Canopy: War is a Personal Business

Australia and Singapore enjoy close diplomatic and economic ties. There is a free trade agreement between the two countries and Singapore provided assistance to Australia’s Afghanistan deployment. It is a special relationship forged in WWII by soldiers like the two protagonists of Aaron Wilson’s intimately experiential Canopy (trailer here), which opens this Friday in New York.

For a pilot like “Jim,” being shot down over the dense jungles of Singapore is a double-edged sword. The thick vegetation provides natural cover, but it is an unforgiving and disorienting environment. It makes it difficult to distinguish friend from foe, which becomes an issue when he encounters “Seng.” Somehow, he conveys to Jim he is a Singaporean-Chinese soldier trapped behind enemy lines. An alliance is quickly forged, but few words are exchanged. Even if they were not stealthily evading the Japanese patrols, they could not understand each other anyway.

With its near complete lack of dialogue, Nic Buchanan & Rodney Lowe’s stunning sound design, and Stefan Duscio’s ominously beautiful cinematography, Canopy is likely to generate comparisons to Terrence Malick. It is a richly crafted film, but it is also a taut viewing experience that packs a real emotional wallop. With incredible subtlety, Wilson implies whoever survives the long dark night will honor the memory of their fallen nocturnal comrade for the rest of his life. Clearly, the length of time is not important in Canopy. Rather it is the intensity that matters.
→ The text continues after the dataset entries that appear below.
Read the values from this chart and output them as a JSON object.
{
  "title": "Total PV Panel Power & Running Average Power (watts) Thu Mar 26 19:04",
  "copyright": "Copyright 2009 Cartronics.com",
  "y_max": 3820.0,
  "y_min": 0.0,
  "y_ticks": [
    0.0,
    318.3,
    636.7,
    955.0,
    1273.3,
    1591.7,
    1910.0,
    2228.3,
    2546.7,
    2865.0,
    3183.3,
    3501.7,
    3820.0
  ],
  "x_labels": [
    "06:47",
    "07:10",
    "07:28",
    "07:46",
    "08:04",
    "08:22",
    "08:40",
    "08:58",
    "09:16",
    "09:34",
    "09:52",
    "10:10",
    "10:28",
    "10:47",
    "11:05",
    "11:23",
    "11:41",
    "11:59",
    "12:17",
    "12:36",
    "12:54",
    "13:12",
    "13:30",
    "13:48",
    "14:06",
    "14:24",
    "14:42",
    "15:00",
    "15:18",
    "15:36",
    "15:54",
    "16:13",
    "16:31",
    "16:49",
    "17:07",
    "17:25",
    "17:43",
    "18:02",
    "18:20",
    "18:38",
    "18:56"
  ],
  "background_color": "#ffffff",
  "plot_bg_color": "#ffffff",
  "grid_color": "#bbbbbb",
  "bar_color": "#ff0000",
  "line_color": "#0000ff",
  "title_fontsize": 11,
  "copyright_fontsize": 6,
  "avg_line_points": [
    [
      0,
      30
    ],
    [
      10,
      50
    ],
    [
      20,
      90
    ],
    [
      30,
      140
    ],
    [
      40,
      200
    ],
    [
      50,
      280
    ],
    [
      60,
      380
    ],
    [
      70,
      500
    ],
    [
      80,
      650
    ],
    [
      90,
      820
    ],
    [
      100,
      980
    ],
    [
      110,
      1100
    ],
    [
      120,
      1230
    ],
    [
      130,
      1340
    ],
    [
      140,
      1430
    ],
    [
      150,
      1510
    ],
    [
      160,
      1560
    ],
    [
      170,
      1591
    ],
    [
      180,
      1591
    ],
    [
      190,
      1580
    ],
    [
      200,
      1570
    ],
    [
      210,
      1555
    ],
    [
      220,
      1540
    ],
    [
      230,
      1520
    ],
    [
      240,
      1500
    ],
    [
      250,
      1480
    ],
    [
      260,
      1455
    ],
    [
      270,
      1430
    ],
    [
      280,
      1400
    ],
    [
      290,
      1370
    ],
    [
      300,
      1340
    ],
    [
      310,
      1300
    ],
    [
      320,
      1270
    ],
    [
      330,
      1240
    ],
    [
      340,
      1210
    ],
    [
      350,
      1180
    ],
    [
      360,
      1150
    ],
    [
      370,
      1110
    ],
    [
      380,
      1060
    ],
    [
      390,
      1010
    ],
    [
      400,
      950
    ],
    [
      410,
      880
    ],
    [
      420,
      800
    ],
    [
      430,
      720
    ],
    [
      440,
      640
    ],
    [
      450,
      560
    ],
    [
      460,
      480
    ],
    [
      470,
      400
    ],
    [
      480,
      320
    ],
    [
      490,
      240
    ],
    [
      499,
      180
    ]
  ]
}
Frankly, it is quite a complement to contend Canopy’s eighty-four minute run time (including credits) actually feels short, given its quiet wordlessness and the measured deliberateness with which Wilson submerges viewers in the murky setting. Yet, just as it is for Jim and Seng, Canopy is over before you know it.

Given Wilson’s approach, Canopy necessarily entails a distinct acting challenge for his two co-leads, but they rise to the occasion quite impressively. For Khan Chittenden, looking like a younger Matt Damon is probably both a curse and a blessing, but such cosmetic matters quickly melt away in Wilson’s jungle. As Jim, he expresses the film’s spirit of solidarity in a way that is genuinely moving. Likewise, the Taiwanese Mo Tzu-yi is silently eloquent and utterly believable as the wounded but resourceful Seng.

Co-productions are all the rage right now, but unlike Hollywood courting China, audiences can feel good about what this Australia-Singapore joint venture represents. Canopy violates nearly every war movie convention, yet it better represents the realities of combat than most of its forerunners. Highly recommended (for disciplined audiences), Canopy opens this Friday (8/29) in New York at the Elinor Bunin Munroe Film Center.